Tee shots into water on both the fifth and seventh holes stopped Montgomerie making the progress he was hoping for, but the Scot, third last year and runner-up to Fred Couples in 1996, was none too disconsolate after a second successive 71 left him seven adrift.

‘‘I have to sort my driving out and that’s unusual for me I’ve spent 10 years hitting fairways,’’ said Montgomerie.

‘‘But I know what I have to do and I have all afternoon to do it.’’

That was a sarcastic reference to a 7.20am tee-off, which meant he and wife Eimear received a 5.30am alarm call so that he could be ready in time.

They split at the end of last season, but she was there every step of the way for his rollercoaster ride in what is his last appearance before the Masters in two weeks’ time.

‘‘Round the greens is normally my weakness, but in these two rounds it’s been my strength,’’ he added.

‘‘I was all over the place and I needed a sense of humour.’’

That has not always been a strength either in the past, but it was on this occasion and caddie Alastair McLean was able to joke that he felt more like Seve Ballesteros’ caddie when Montgomerie started spraying his shots.

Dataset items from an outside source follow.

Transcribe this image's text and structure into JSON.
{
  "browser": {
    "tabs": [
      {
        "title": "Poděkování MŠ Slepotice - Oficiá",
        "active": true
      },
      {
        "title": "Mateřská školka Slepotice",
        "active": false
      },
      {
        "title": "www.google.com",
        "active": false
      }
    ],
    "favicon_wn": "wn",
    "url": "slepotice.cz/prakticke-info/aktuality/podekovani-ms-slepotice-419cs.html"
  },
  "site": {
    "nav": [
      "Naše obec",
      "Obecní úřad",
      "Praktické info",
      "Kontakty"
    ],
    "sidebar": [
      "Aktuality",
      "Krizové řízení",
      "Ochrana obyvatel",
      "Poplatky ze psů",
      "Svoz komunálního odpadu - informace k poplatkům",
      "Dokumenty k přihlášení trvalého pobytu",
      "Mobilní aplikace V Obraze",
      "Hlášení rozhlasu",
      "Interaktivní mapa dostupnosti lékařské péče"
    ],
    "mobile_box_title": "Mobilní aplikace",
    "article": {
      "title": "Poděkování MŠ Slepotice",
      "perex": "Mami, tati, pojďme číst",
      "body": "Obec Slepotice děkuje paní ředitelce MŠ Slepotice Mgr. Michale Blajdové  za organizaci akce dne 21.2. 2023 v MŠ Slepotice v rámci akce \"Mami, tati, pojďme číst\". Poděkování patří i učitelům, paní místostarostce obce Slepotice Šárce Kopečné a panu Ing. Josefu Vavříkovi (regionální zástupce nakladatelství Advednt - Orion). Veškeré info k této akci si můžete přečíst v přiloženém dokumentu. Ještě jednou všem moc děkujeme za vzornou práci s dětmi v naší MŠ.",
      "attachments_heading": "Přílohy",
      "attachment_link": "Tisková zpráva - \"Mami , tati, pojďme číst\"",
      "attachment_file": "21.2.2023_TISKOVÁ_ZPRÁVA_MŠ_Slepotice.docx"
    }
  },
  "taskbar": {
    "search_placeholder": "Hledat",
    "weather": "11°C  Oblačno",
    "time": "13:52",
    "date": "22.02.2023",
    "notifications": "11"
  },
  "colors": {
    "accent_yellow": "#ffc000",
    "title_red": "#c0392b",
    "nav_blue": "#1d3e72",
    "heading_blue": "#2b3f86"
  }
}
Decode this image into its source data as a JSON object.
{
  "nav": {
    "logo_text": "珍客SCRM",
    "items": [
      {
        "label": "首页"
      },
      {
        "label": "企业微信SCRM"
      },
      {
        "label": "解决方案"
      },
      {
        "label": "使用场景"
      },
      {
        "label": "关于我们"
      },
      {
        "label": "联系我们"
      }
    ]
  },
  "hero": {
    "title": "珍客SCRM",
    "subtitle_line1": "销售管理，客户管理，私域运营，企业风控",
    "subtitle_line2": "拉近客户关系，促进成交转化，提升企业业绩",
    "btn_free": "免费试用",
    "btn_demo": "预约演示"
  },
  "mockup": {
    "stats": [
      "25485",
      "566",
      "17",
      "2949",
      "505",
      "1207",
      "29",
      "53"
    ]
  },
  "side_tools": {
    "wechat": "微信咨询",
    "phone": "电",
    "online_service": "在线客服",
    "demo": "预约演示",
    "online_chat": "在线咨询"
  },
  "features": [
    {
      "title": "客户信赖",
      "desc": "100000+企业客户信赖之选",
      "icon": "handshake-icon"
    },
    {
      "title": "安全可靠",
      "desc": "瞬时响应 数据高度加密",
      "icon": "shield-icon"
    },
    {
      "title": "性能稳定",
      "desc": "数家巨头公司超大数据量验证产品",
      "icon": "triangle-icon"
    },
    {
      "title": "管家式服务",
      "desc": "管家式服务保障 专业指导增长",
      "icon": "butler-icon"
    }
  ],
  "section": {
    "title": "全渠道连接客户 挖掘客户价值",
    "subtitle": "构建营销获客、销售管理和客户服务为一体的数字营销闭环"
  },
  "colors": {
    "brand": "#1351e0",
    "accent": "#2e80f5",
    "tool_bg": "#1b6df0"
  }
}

He actually got out of the two water holes dropping only one shot, bogeying the 466-yard fifth, but saving par on the third with a brilliant third to two feet.

Paul Lawrie crashed to a 78 and easily missed the cut on nine over, but Ulsterman Darren Clarke, having also opened with a 75, appeared to have saved himself by producing a 70. It put him on one over.

Padraig Harrington, two under overnight, was among the later starters and bogeyed two of his first three holes, while Ian Woosnam had to wait to see if two over was good enough to survive following a second successive 73.